JSON-like data structures are used when editing JSON-like documents.

  • Primitive: represents primitive data like string, number, boolean, null, etc.
  • Object: represents object type of JavaScript. Just like JavaScript, you can use Object as hash table.
  • Array: represents array type of JavaScript. You can also use Array as list.
  • Text: represents text with style attributes in rich text editors such as Quill. Users can express styles such as bold, italic, and underline to text content. Of course, it can represent just a plain text in text-based editors such as CodeMirror. It supports collaborative editing; multiple users can modify parts of the contents without conflict.
  • Counter: represents a counter in the document. As a proxy for the CRDT counter, it is used when the user manipulates the counter from the outside.
  • Tree: represents CRDT-based tree structure that is used to represent the document tree of text-based editor such as ProseMirror.

JSON-like data structures can be edited through proxies.

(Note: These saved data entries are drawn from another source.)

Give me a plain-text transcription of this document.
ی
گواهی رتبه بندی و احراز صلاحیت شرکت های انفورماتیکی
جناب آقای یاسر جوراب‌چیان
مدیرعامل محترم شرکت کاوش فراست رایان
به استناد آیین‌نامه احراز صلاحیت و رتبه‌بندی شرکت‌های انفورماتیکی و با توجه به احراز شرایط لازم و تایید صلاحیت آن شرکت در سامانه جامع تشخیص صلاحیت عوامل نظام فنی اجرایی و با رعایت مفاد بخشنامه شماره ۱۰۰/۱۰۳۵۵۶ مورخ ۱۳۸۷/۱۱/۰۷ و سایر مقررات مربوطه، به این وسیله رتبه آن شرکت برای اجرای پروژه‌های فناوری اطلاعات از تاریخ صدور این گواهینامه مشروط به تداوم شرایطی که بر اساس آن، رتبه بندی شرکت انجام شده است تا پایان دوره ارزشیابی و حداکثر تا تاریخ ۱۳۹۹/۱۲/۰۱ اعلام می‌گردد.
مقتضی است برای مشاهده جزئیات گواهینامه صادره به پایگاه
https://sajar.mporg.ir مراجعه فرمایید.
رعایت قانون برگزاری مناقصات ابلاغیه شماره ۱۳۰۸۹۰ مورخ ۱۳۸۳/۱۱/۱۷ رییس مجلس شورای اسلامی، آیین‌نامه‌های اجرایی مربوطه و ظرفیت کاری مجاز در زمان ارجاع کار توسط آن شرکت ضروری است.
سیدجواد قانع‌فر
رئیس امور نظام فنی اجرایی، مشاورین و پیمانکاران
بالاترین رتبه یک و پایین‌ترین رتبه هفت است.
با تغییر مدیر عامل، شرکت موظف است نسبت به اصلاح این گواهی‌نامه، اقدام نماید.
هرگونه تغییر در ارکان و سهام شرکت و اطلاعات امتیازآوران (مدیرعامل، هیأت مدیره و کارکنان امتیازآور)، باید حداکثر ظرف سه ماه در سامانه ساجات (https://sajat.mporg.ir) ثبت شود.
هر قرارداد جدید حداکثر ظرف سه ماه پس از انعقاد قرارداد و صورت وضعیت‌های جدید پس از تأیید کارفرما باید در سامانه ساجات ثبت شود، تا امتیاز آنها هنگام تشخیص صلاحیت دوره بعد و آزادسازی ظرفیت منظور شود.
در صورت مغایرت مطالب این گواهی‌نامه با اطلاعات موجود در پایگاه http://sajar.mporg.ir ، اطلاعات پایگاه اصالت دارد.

For example:

doc.update((root) => {
  // set a `Primitive<string>` "world" to the root `object` at key "hello".
  root.hello = 'world'; // { "hello": "world" }

  // set an `array` [1, 2, 3] to the root `object` at key "array".
  root.array = [1, 2, 3]; // { "hello": "world", "array": [1, 2, 3] }

  // push a `Primitive<number>` 4 to the `array` at the end.
  root.array.push(4); // { "hello": "world", "array": [1, 2, 3, 4] }
});

The code above uses Primitive, Object and Array in JSON-like group.

CRDT Group

CRDT data structures are used by JSON-like group to resolve conflicts in concurrent editing.

  • RHT(Replicated Hash Table): similar to hash table, but resolves concurrent-editing conflicts.
  • ElementRHT: similar to RHT, but has elements as values.
  • RGATreeList: extended RGA(Replicated Growable Array) with an additional index tree. The index tree manages the indices of elements and provides faster access to elements at the int-based index.
  • RGATreeSplit: extended RGATreeList allowing characters to be represented as blocks rather than each single character.
  • CRDTTree: represents the CRDT tree with an index tree structure'. It resolves conflicts arising from concurrent editing.

Common Group

Common data structures can be used for general purposes.

  • SplayTree: A tree that moves nodes to the root by splaying. This is effective when user frequently access the same location, such as text editing. We use SplayTree as an index tree to give each node a weight, and to quickly access the node based on the index.
  • LLRBTree: A tree simpler than Red-Black Tree. Newly added floor method finds the node of the largest key less than or equal to the given key.
  • IndexTree: A tree implementation to represent a document of text-based editors.

Risks and Mitigation

We can replace the data structures with better ones for some reason, such as performance. For example, SplayTree used in RGATreeList can be replaced with TreeList.